Epigenetics and reproductive development in Arabidopsis

During reproductive development, meiosis produces gametes with reduced ploidy that will fuse to produce the zygote and restore ploidy levels. Here, I will illustrate the impact of epigenetic mechanisms on two key reproductive processes, maternal control of embryogenesis, and meiosis, using Arabidopsis as a model.
In animals, maternally provided transcripts control key early steps of embryogenesis such as embryo polarity, before the zygotic genome is active. In plants, the extent of maternal control over embryogenesis remains unclear. To address this issue, I characterized a new maternal effect mutant of Arabidopsis, and uncovered a link between DNA demethylation, required for establishment of genomic imprinting in female gametes, and DNA repair.

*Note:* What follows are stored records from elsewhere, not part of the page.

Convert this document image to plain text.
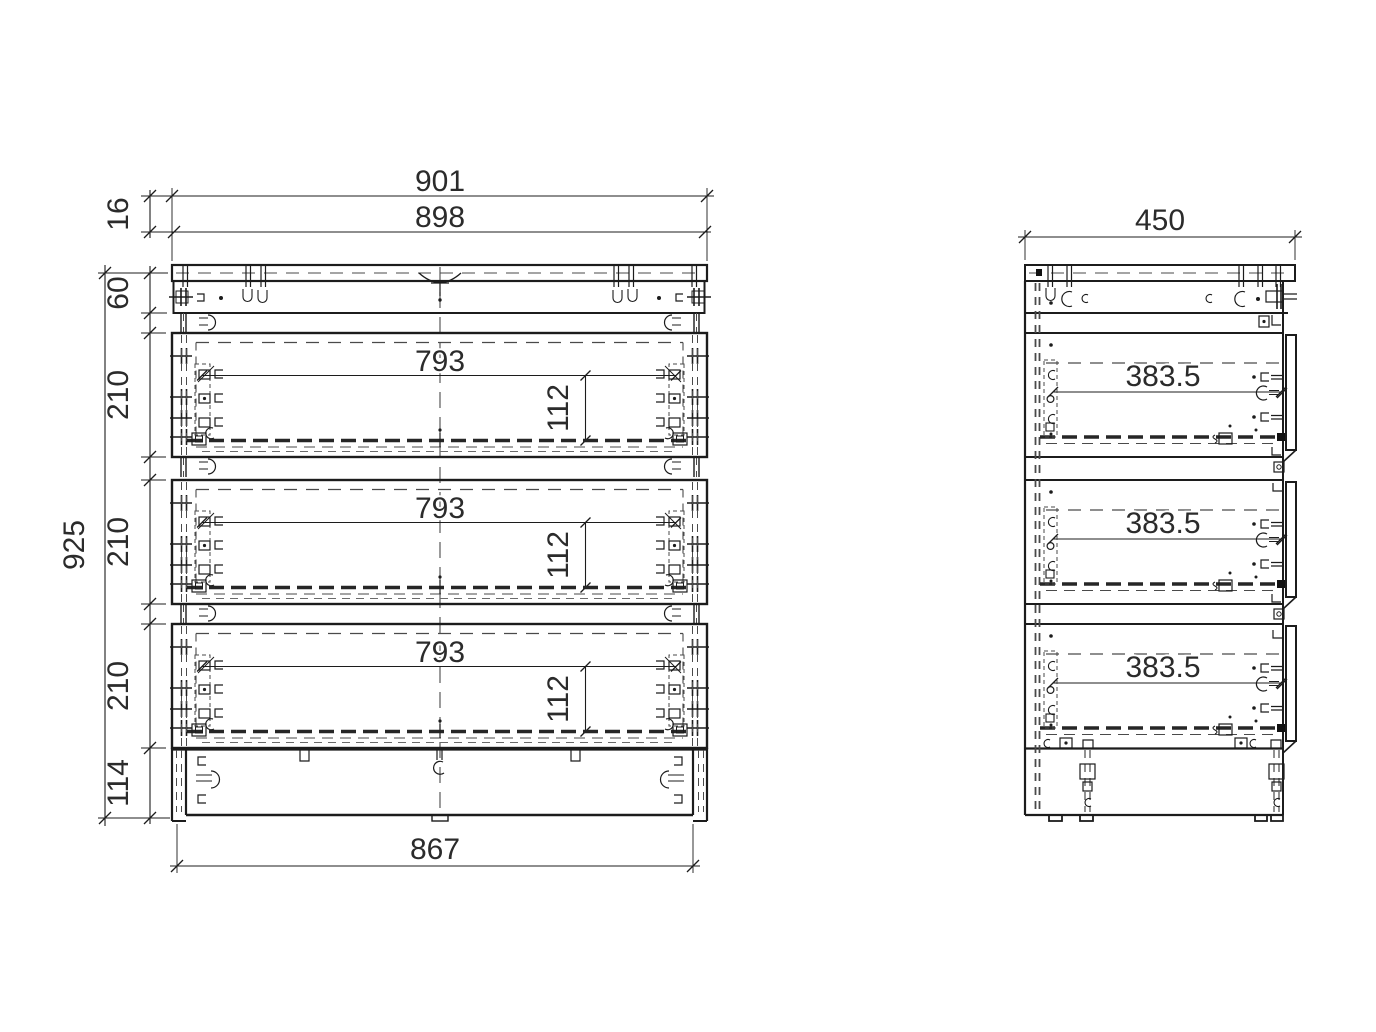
901
898
16
60
210
210
210
114
925
867
793
793
793
112
112
112
450
383.5
383.5
383.5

In plants, meiosis produces haploid spores that undergo gametogenesis. DUET, which encodes a PHD finger protein, is expressed in male meiosis and is essential for fertility. The loss of DUET results in unique meiotic defects, but DUET function is unknown. I report that DUET localizes to chromosomes during meiotic prophase. Analysis of DUET PHD finger revealed that it can bind H3K4me2 in vitro, and is essential for function.  Furthermore, I report that DUET is required for chromosome segregation and cytokinesis, and that both phenotypes originate from microtubule defects. Finally, I found that DUET was required for expression of a subset of late meiotic genes, including JASON, a gene required for meiotic spindle organization. These results suggest that epigenetic control of gene expression during meiosis is critical for male reproductive development in Arabidopsis.